The Constitution continues, “In the sphere of art and culture as a whole, the objective of the government ... is to meet the intellectual and cultural needs and serve the largest interests of the masses of people, to foster and support the all-around development of people throughout society, and to contribute to the development of people throughout the world, whose imagination, creativity, initiative, talents and abilities, are inspired and unleashed to bring into being new relations among people, and a new world in which human beings can flourish in ways and in dimensions never before imagined, in a spirit and in bonds of cooperation....” This is the world we fight for. This is the world Bob Avakian, leader of the revolution, leads to bring into being. This is the world we all should strive for.
August 14, 2017:
“It Was Crazy Watching Some Similar Beefs and Banter...”
Shakespeare’s Romeo and Juliet is playing in parks all across Chicago. A tale most attributed and alluded to love is in fact one of his great tragedies, with a heavy view on the cycle of retaliation and revenge and how it permeates into every aspect of people’s lives. The Revolution Club went to a performance on the South Side to watch and experience the play, and to meet and talk with people coming to see it. A warning before the play started told the audience that it was going to be in its original language of old English, but encouraged people to not get perplexed but fight through in context. Afterwards in talking to some of the actors and people running the event, they reflected on some initial hesitance to doing a tragedy, but found it powerful to do this play in the parks across the city and, yes, right in the middle of communities torn by similar revenge that kills people not too different than the characters in the play.
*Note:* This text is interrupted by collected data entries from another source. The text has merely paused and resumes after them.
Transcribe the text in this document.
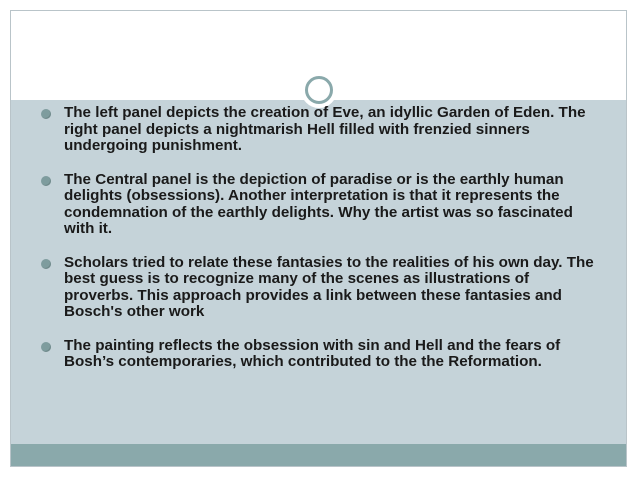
The left panel depicts the creation of Eve, an idyllic Garden of Eden. The right panel depicts a nightmarish Hell filled with frenzied sinners undergoing punishment.
The Central panel is the depiction of paradise or is the earthly human delights (obsessions). Another interpretation is that it represents the condemnation of the earthly delights. Why the artist was so fascinated with it.
Scholars tried to relate these fantasies to the realities of his own day. The best guess is to recognize many of the scenes as illustrations of proverbs. This approach provides a link between these fantasies and Bosch's other work
The painting reflects the obsession with sin and Hell and the fears of Bosh’s contemporaries, which contributed to the the Reformation.
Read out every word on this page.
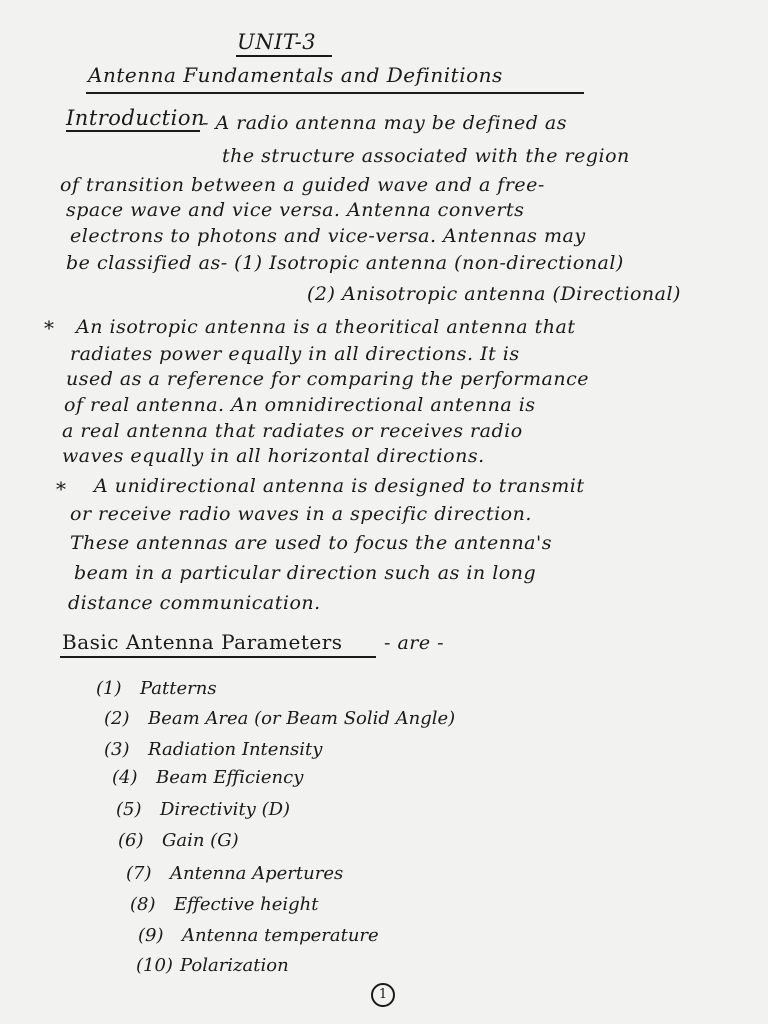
UNIT-3
Antenna Fundamentals and Definitions
Introduction
- A radio antenna may be defined as
the structure associated with the region
of transition between a guided wave and a free-
space wave and vice versa. Antenna converts
electrons to photons and vice-versa. Antennas may
be classified as- (1) Isotropic antenna (non-directional)
(2) Anisotropic antenna (Directional)
* An isotropic antenna is a theoritical antenna that
radiates power equally in all directions. It is
used as a reference for comparing the performance
of real antenna. An omnidirectional antenna is
a real antenna that radiates or receives radio
waves equally in all horizontal directions.
* A unidirectional antenna is designed to transmit
or receive radio waves in a specific direction.
These antennas are used to focus the antenna's
beam in a particular direction such as in long
distance communication.
Basic Antenna Parameters - are -
(1) Patterns
(2) Beam Area (or Beam Solid Angle)
(3) Radiation Intensity
(4) Beam Efficiency
(5) Directivity (D)
(6) Gain (G)
(7) Antenna Apertures
(8) Effective height
(9) Antenna temperature
(10) Polarization
1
About a hundred people watched the play, with a mix of people you don’t always see in this segregated city, white and Black people, university students, families, people from the neighborhood and from the suburbs. Some were being introduced to the play for the first time and some were die-hard Shakespeare enthusiasts. It was crazy watching some similar beefs and banter as well as longing of characters within the play and being in the neighborhoods with people caught up in the same bullshit in another outmoded system. It was a great performance and we all were into it, as was the audience in general.